Возле указанного дедом стога мы останавливаемся и, стараясь не очень наследить, начинаем скубти сено: мать крючком, а мы руками. Оно такое холодное и жесткое, что это чувствуется даже сквозь рукавицы. Силы наши еще очень слабые, и мы каждый раз вытаскиваем из стога всего по тоненькой косичке осоки, гусятника или овсяницы. Но матери все равно с нами веселей и легче. Она все время хвалит нас, называет своими помощниками, говорит, что одна ни за что бы в этой поездке не справилась.

Наконец сани уложены. Мать становится впереди, а мы изо всей силы толкаем их сзади. Обратный путь самый тяжелый и опасный. Перебравшись через речку, мы ехать улицей не рискуем — вдруг Артюшевский будет возвращаться из сельсовета или из колхозной конторы, — и тогда несдобровать ни нам, ни деду Игнату. Поэтому мы направляемся домой огородами по глубокому, нетореному снегу. Мать часто останавливается отдохнуть, беспокоится за нас — не сильно ли мы устали. Но нам ничего, щеки наши горят на морозе, носы хлюпают, мы готовы ехать дальше, тем более, что уже видно окошко нашего дома, чуть освещенное огоньком низко подкрученной лампы.

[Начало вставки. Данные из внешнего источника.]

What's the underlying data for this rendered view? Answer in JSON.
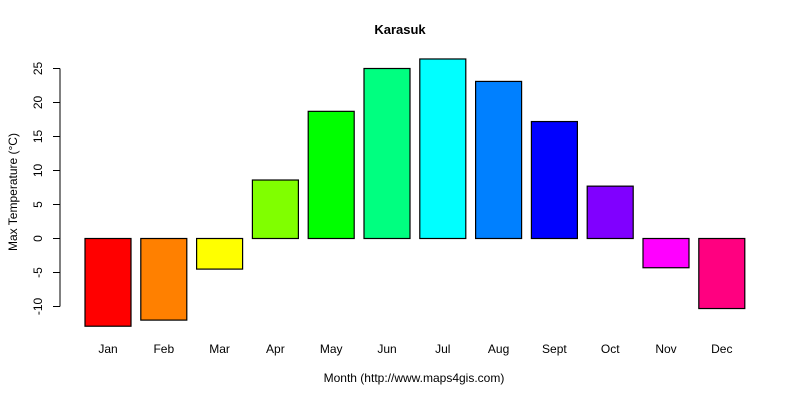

Бесшумно заезжаем мы во двор, затаскиваем сено в сарай и, по-взрослому отряхнув рукавицы, идем в жарко натопленную хату. Мать сразу отправляет нас на печь, подает по чашке молока, а потом, захватив толстую коричневую книгу, присаживается рядом и, немного растягивая слова, начинает читать нам сказки про Покатигорошка, про Змея Горыныча с тремя головами, про семь сестер-лебедей. Мы засыпаем под ее тихий, ласковый голос, и, наверное, нам снится подземное царство, ключевая вода, гуси-лебеди, а еще, конечно, занесенные снегом стога на заиндевевшем ночном лугу. Как жаль, что сейчас эти детские сны забылись…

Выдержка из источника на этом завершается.